Del. Del was close, in the next room. His lawyer didn’t want any part of what was going to happen to Stefano. He didn’t like getting his hands dirty. He claimed he was the law and he needed deniability, but he was a fucking coward. He liked to participate with the women. In fact, he was one of the worst, beating the crap out of them while he fucked them before going home to his wife and children. He especially liked young girls. Teens. More than once Barry’s men had had to clean up his messes, but he was a damn good lawyer so Barry kept him around. This time, the bastard would use a gun.

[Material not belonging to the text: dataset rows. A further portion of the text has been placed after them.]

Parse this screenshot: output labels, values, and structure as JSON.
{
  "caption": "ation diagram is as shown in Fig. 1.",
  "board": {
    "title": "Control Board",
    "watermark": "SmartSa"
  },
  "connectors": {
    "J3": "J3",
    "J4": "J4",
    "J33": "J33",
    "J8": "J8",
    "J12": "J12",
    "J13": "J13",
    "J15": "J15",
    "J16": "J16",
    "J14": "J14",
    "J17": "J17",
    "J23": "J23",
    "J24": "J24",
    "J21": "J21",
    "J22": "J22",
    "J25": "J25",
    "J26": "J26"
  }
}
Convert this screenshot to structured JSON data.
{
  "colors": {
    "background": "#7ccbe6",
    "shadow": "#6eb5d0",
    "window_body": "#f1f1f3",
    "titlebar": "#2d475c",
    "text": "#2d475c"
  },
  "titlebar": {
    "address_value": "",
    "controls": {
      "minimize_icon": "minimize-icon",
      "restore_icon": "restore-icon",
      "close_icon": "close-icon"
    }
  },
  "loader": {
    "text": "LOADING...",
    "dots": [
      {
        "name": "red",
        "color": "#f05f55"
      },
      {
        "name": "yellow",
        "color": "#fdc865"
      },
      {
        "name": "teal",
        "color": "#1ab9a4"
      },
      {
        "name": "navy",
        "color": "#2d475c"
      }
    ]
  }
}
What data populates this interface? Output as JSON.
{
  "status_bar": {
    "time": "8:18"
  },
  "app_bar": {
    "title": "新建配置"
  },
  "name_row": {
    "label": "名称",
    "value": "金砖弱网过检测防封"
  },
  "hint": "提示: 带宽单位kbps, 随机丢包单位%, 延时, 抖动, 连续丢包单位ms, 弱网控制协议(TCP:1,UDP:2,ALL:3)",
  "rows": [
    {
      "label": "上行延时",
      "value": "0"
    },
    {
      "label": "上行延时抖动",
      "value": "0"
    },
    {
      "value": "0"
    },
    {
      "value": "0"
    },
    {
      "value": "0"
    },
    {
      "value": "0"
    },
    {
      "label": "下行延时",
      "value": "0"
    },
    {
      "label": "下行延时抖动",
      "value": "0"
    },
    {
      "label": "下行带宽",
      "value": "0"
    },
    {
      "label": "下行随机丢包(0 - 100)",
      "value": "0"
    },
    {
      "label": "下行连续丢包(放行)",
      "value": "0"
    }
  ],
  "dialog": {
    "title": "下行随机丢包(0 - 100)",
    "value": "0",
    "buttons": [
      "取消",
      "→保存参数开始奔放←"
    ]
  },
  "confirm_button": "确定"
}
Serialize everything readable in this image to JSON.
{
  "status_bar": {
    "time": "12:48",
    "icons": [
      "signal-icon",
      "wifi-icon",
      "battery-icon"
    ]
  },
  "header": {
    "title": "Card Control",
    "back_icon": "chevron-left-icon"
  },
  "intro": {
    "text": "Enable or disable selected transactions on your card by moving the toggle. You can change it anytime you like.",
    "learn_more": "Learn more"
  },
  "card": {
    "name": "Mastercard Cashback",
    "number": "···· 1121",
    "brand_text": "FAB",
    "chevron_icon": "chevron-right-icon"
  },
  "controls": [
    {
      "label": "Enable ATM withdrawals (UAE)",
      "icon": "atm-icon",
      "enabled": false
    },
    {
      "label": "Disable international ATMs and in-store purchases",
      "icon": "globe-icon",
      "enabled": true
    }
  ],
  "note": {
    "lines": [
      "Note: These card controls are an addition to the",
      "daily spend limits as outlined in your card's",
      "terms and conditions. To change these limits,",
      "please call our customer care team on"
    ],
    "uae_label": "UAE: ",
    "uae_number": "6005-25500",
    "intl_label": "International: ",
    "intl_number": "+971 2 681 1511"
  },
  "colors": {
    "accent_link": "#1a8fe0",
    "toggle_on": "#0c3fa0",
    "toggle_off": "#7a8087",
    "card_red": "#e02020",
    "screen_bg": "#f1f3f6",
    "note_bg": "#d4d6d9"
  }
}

Barry pushed himself to move. He was shaking and that just pissed him off more. The door to Del’s room was open and he stepped inside. Del had draped himself on the bed, hands behind his head, staring up at the ceiling. The rain slammed against the window so hard the window rattled. Shadows played along the walls and across the bed.
“Get up, you lazy fuck,” Barry snapped, impatient with the way Del always chose to stay out of the muck with the rest of them.
“He can’t, Barry,” Emmanuelle’s soft voice said in his ear. She was right behind him. Close. He could feel her breath against his neck. “He’s dead. So sorry. His neck broke when he tried to rape me.”
Before he could turn, before he could make a move, a hot blade sank into his side. Low. Between his ribs. Fire flashed through him. His breath left his body in a concentrated rush or he would have screamed the house down.
“You shouldn’t have stabbed Francesca, Barry. It was very stupid of you.”
The knife retreated and he spun, one hand clamped to the wound, the other clutching the gun. He whirled, cursing. Tears leaking out of his swollen eyes. There was no one there. Nothing but shadow. Breathing heavily he leaned against the wall, trying to think. The stab wound in his leg was the worst. Ricco had really nailed him. Eloisa barely scratched him. Emme’s knife hurt, but really, how bad was it? He could still breathe. He had the gun. Fuck the damn Ferraro family.
He just needed to rally his men. Denny and Si were in the poolroom. Lazy bastards. They were always clowning around, oblivious to what was happening around them. He’d shake them up. He paid them damn good money to do what he said. He hurried down the hall, dragging his leg, cursing every jarring step. He slammed his fist on the poolroom door and it sprang open.
Denny was on the floor. He had marks across his face, as if he’d been caned. His pool stick was still clutched like a weapon in his hand. Si was on the table, the same marks on him, his pool stick broken. Barry’s heart began to pound. Hard. He tasted terror for the first time in his life. The wind rose and drove the rain at the bank of windows. Outside the trees swayed macabrely, the shadows dancing through the window onto the walls and floors, even across Denny’s face as if laughing at him.